Others were technological “tricks”: how to link a FORTRAN program to a COBOL routine — that is, how to make two worlds that regarded each other with suspicion work together. Today you call it interfacing. Back then, you said to yourself, under your breath, “let’s hope it doesn’t crash at link-edit.”
And now comes the question I pose as one might display a period photograph:
Does anyone still remember direct file organisation on disk in FORTRAN?
In those days, if you wanted to find a record quickly in a large file, you had no “database,” no “index,” no “search.”
You had the disk.
A disk with tracks and sectors, which spun gently but had no inclination whatsoever to be read like a novel from the first page to the last. I wanted to go directly to a record — say, to a wagon code or to a serial number.
And so I used a trick that is once again in fashion today, only wrapped in more elegant packaging: hashing.
Hashing, in terms everyone can understand, is a rule by which you transform a key — a number, a code, a name — into a position where you should be able to find it. As if you were to take “Popescu, Ion” and, without opening the telephone directory, know from the start on which shelf it sits. Not because you are a sorcerer, but because you use a formula. In the seventies, the classic formula was simple and practical: you divided the key by a prime number and took the remainder.
That remainder was not poetry. It was an address. A real place on the disk, with an almost geographical sense: “here, in this area.” Why a prime number? Because keys have bad habits. They come in series, they have patterns, they end in zero, they are multiples of two or five — exactly like people who, if given a single entrance, all crowd through the same door. A prime number reduces that sort of “congregation.” It does not work miracles, but it distributes more evenly. It is a gentle discipline, like a good doorman: he does not stop you, he merely disperses you.
Collisions arose, of course: two different keys could yield the same remainder. In that case, you had a simple, era-appropriate solution: the overflow area. An annex to the file, a kind of storeroom where you put the “duplicates.” It was not pretty, but it worked.
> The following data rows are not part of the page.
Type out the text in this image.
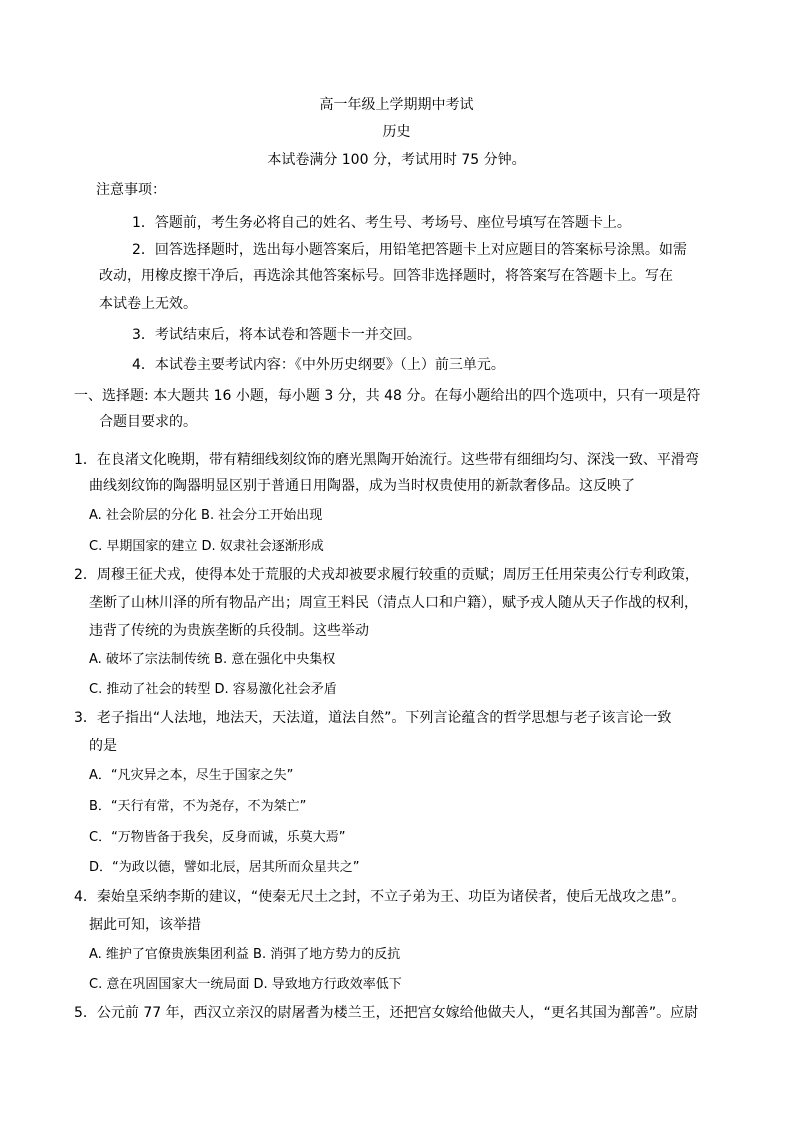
高一年级上学期期中考试
历史
本试卷满分 100 分，考试用时 75 分钟。
注意事项：
1．答题前，考生务必将自己的姓名、考生号、考场号、座位号填写在答题卡上。
2．回答选择题时，选出每小题答案后，用铅笔把答题卡上对应题目的答案标号涂黑。如需
改动，用橡皮擦干净后，再选涂其他答案标号。回答非选择题时，将答案写在答题卡上。写在
本试卷上无效。
3．考试结束后，将本试卷和答题卡一并交回。
4．本试卷主要考试内容：《中外历史纲要》（上）前三单元。
一、选择题: 本大题共 16 小题，每小题 3 分，共 48 分。在每小题给出的四个选项中，只有一项是符
合题目要求的。
1．在良渚文化晚期，带有精细线刻纹饰的磨光黑陶开始流行。这些带有细细均匀、深浅一致、平滑弯
曲线刻纹饰的陶器明显区别于普通日用陶器，成为当时权贵使用的新款奢侈品。这反映了
A. 社会阶层的分化 B. 社会分工开始出现
C. 早期国家的建立 D. 奴隶社会逐渐形成
2．周穆王征犬戎，使得本处于荒服的犬戎却被要求履行较重的贡赋；周厉王任用荣夷公行专利政策，
垄断了山林川泽的所有物品产出；周宣王料民（清点人口和户籍），赋予戎人随从天子作战的权利，
违背了传统的为贵族垄断的兵役制。这些举动
A. 破坏了宗法制传统 B. 意在强化中央集权
C. 推动了社会的转型 D. 容易激化社会矛盾
3．老子指出“人法地，地法天，天法道，道法自然”。下列言论蕴含的哲学思想与老子该言论一致
的是
A．“凡灾异之本，尽生于国家之失”
B．“天行有常，不为尧存，不为桀亡”
C．“万物皆备于我矣，反身而诚，乐莫大焉”
D．“为政以德，譬如北辰，居其所而众星共之”
4．秦始皇采纳李斯的建议，“使秦无尺土之封，不立子弟为王、功臣为诸侯者，使后无战攻之患”。
据此可知，该举措
A. 维护了官僚贵族集团利益 B. 消弭了地方势力的反抗
C. 意在巩固国家大一统局面 D. 导致地方行政效率低下
5．公元前 77 年，西汉立亲汉的尉屠耆为楼兰王，还把宫女嫁给他做夫人，“更名其国为鄯善”。应尉
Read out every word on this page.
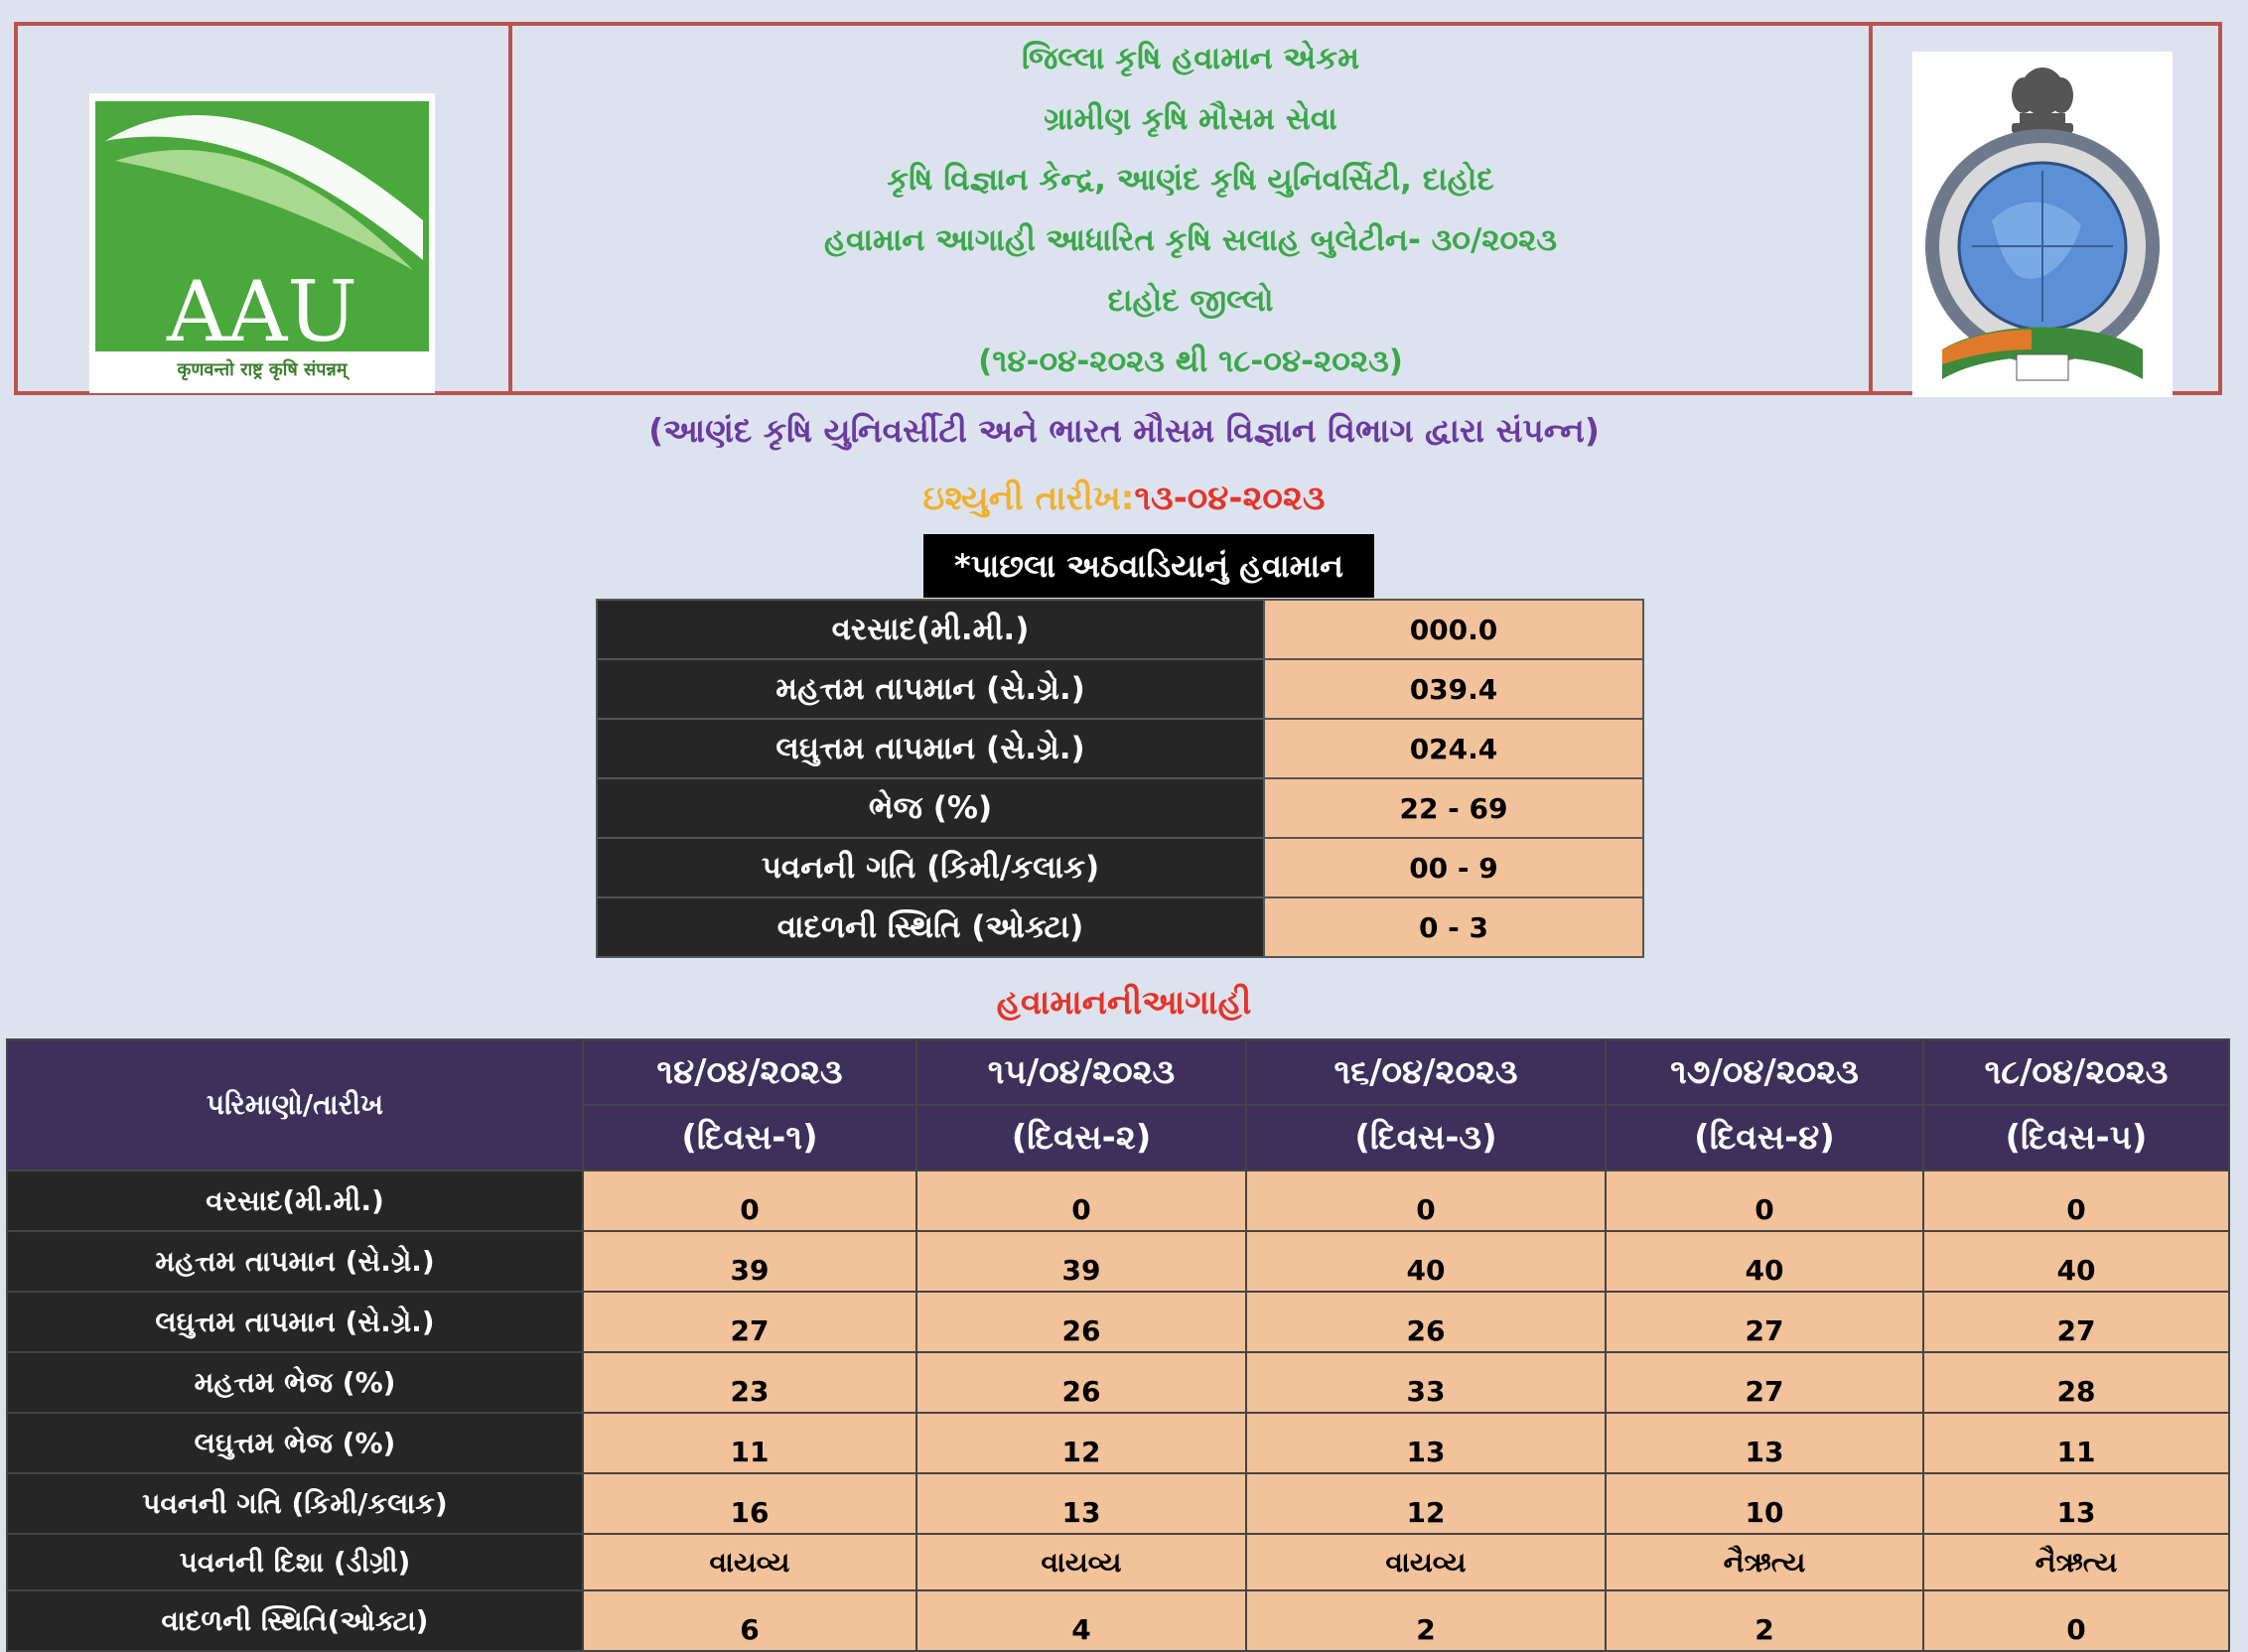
AAU
कृणवन्तो राष्ट्र कृषि संपन्नम्
જિલ્લા કૃષિ હવામાન એકમ
ગ્રામીણ કૃષિ મૌસમ સેવા
કૃષિ વિજ્ઞાન કેન્દ્ર, આણંદ કૃષિ યુનિવર્સિટી, દાહોદ
હવામાન આગાહી આધારિત કૃષિ સલાહ બુલેટીન- ૩૦/૨૦૨૩
દાહોદ જીલ્લો
(૧૪-૦૪-૨૦૨૩ થી ૧૮-૦૪-૨૦૨૩)
(આણંદ કૃષિ યુનિવર્સીટી અને ભારત મૌસમ વિજ્ઞાન વિભાગ દ્વારા સંપન્ન)
ઇશ્યુની તારીખ:૧૩-૦૪-૨૦૨૩
*પાછલા અઠવાડિયાનું હવામાન
વરસાદ(મી.મી.)	000.0
મહત્તમ તાપમાન (સે.ગ્રે.)	039.4
લઘુત્તમ તાપમાન (સે.ગ્રે.)	024.4
ભેજ (%)	22 - 69
પવનની ગતિ (કિમી/કલાક)	00 - 9
વાદળની સ્થિતિ (ઓક્ટા)	0 - 3
હવામાનનીઆગાહી
પરિમાણો/તારીખ	૧૪/૦૪/૨૦૨૩	૧૫/૦૪/૨૦૨૩	૧૬/૦૪/૨૦૨૩	૧૭/૦૪/૨૦૨૩	૧૮/૦૪/૨૦૨૩
	(દિવસ-૧)	(દિવસ-૨)	(દિવસ-૩)	(દિવસ-૪)	(દિવસ-૫)
વરસાદ(મી.મી.)	0	0	0	0	0
મહત્તમ તાપમાન (સે.ગ્રે.)	39	39	40	40	40
લઘુત્તમ તાપમાન (સે.ગ્રે.)	27	26	26	27	27
મહત્તમ ભેજ (%)	23	26	33	27	28
લઘુત્તમ ભેજ (%)	11	12	13	13	11
પવનની ગતિ (કિમી/કલાક)	16	13	12	10	13
પવનની દિશા (ડીગ્રી)	વાયવ્ય	વાયવ્ય	વાયવ્ય	નૈઋત્ય	નૈઋત્ય
વાદળની સ્થિતિ(ઓક્ટા)	6	4	2	2	0
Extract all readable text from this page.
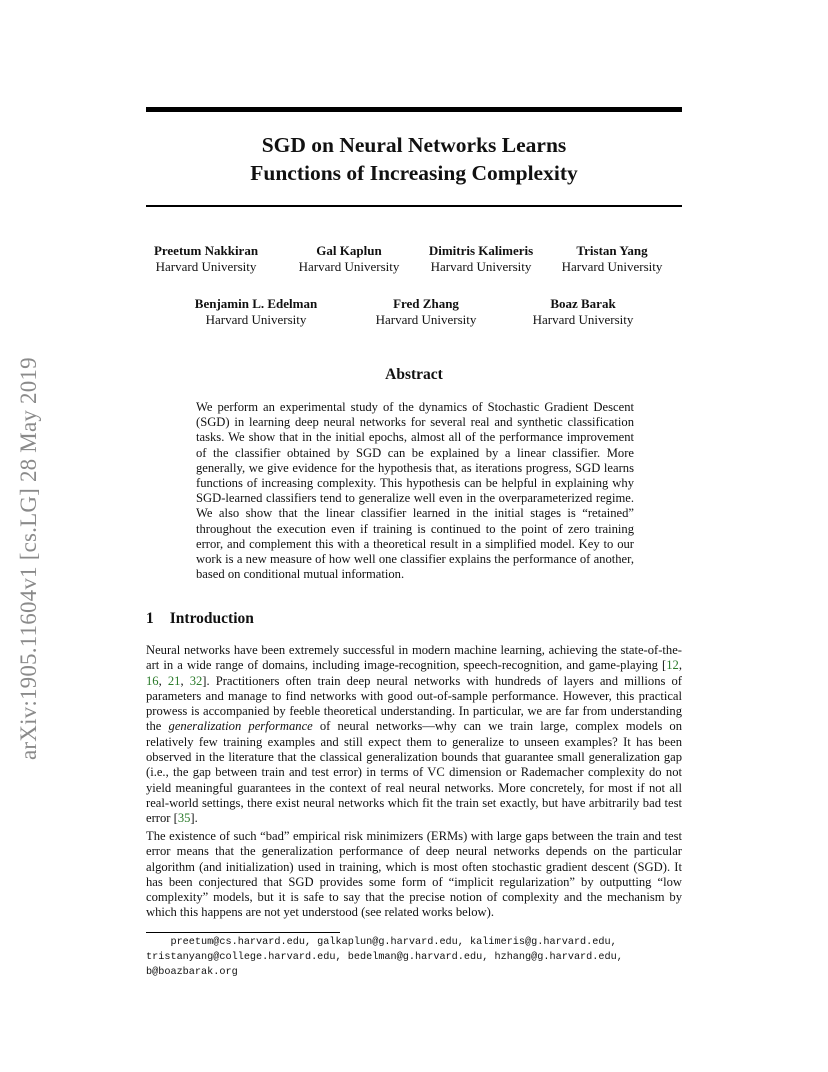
arXiv:1905.11604v1 [cs.LG] 28 May 2019
SGD on Neural Networks Learns
Functions of Increasing Complexity
Preetum Nakkiran
Harvard University
Gal Kaplun
Harvard University
Dimitris Kalimeris
Harvard University
Tristan Yang
Harvard University
Benjamin L. Edelman
Harvard University
Fred Zhang
Harvard University
Boaz Barak
Harvard University
Abstract
We perform an experimental study of the dynamics of Stochastic Gradient Descent (SGD) in learning deep neural networks for several real and synthetic classification tasks. We show that in the initial epochs, almost all of the performance improvement of the classifier obtained by SGD can be explained by a linear classifier. More generally, we give evidence for the hypothesis that, as iterations progress, SGD learns functions of increasing complexity. This hypothesis can be helpful in explaining why SGD-learned classifiers tend to generalize well even in the overparameterized regime. We also show that the linear classifier learned in the initial stages is “retained” throughout the execution even if training is continued to the point of zero training error, and complement this with a theoretical result in a simplified model. Key to our work is a new measure of how well one classifier explains the performance of another, based on conditional mutual information.
1 Introduction
Neural networks have been extremely successful in modern machine learning, achieving the state-of-the-art in a wide range of domains, including image-recognition, speech-recognition, and game-playing [12, 16, 21, 32]. Practitioners often train deep neural networks with hundreds of layers and millions of parameters and manage to find networks with good out-of-sample performance. However, this practical prowess is accompanied by feeble theoretical understanding. In particular, we are far from understanding the generalization performance of neural networks—why can we train large, complex models on relatively few training examples and still expect them to generalize to unseen examples? It has been observed in the literature that the classical generalization bounds that guarantee small generalization gap (i.e., the gap between train and test error) in terms of VC dimension or Rademacher complexity do not yield meaningful guarantees in the context of real neural networks. More concretely, for most if not all real-world settings, there exist neural networks which fit the train set exactly, but have arbitrarily bad test error [35].
The existence of such “bad” empirical risk minimizers (ERMs) with large gaps between the train and test error means that the generalization performance of deep neural networks depends on the particular algorithm (and initialization) used in training, which is most often stochastic gradient descent (SGD). It has been conjectured that SGD provides some form of “implicit regularization” by outputting “low complexity” models, but it is safe to say that the precise notion of complexity and the mechanism by which this happens are not yet understood (see related works below).
preetum@cs.harvard.edu, galkaplun@g.harvard.edu, kalimeris@g.harvard.edu,
tristanyang@college.harvard.edu, bedelman@g.harvard.edu, hzhang@g.harvard.edu,
b@boazbarak.org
And in those days, prettiness was optional; functioning was compulsory. Today, when you use a dictionary in Python or a hash map in Java, you are doing the very same thing, only without seeing the mechanism. The key is transformed into an index within a table in memory. The address is no longer physical (track and sector); it is logical (a place within a structure).
If the structure fills up, the system enlarges its own space and moves everything, recalculates, rearranges. Rehashing. In short: a furniture rearrangement carried out in the night, without asking your permission.